Attention, découverte totale! Qui connaît Turks and Caïcos? Pas nous, avant d’avoir plongé notre nez dans les cartes marines de la région!
Petit rappel géographique : l’arc des petites Antilles se termine au nord par les Iles Vierges. Au-delà, on trouve directement à l’ouest : Puerto Rico puis Hispaniola, partagée entre Haïti à l’ouest et la République Dominicaine à l’est. Si l’on veut rejoindre les Bahamas, la route passe par les Turks and Caïcos, micro-état composé de deux archipels séparés par le Colombus Passage : Grand Turk, capitale administrative de l’île, et les Caïcos regroupant 7 îles qui entourent un vaste lagon de 2 à 3 mètres de profondeur sur 50 miles de diamètre.

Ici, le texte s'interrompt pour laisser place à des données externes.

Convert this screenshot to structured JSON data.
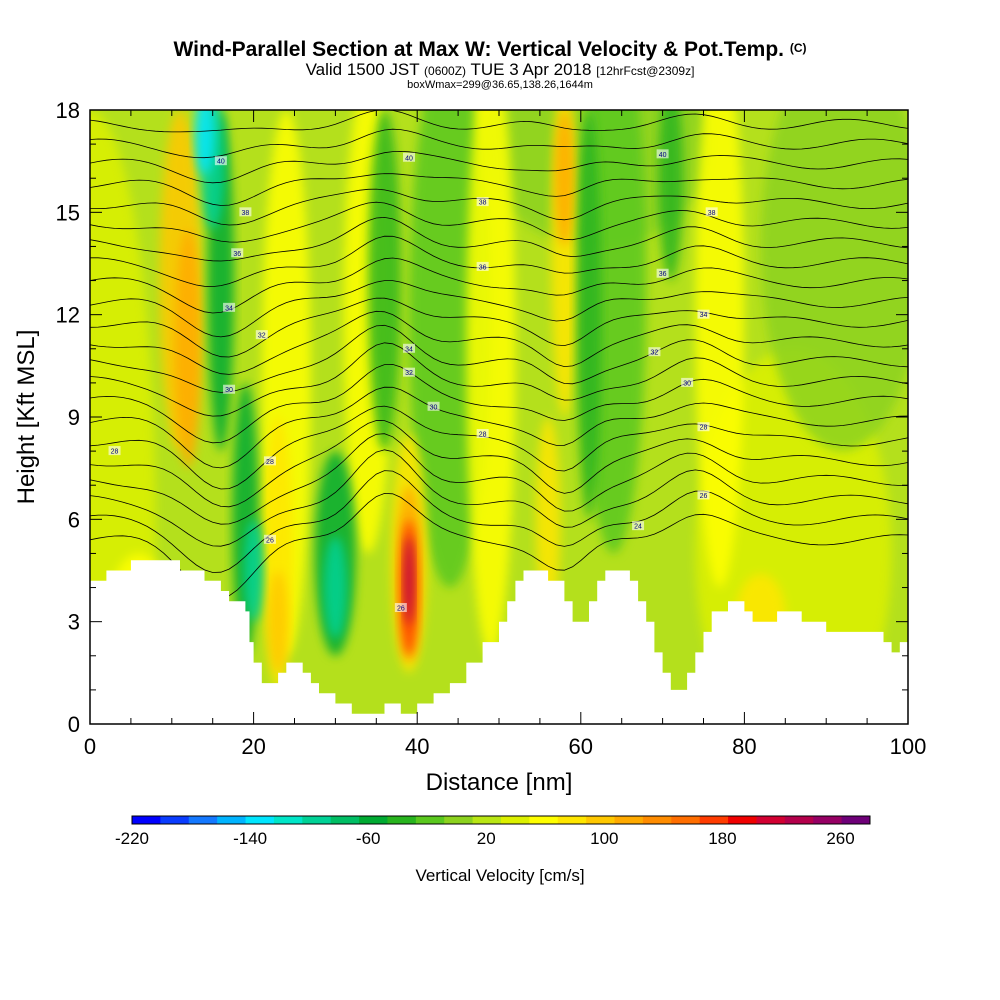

C’est un pays à demi indépendant, territoire d’outre-mer rattaché au Commonwealth, régulé par un Gouverneur nommé par Londres qui a pouvoir de censure sur les actes du gouvernement local, au même titre qu’une douzaine d’autres iles-états rattachés à la Couronne. Pavillon britannique agrémenté d’un cactus à bonnet turc, d’un lambi et d’une langouste, pour la couleur locale. Le lambi, appelé ici “conch”, comme aux Bahamas, est en effet un des produits de la mer les plus abondants et les plus utilisés en cuisine.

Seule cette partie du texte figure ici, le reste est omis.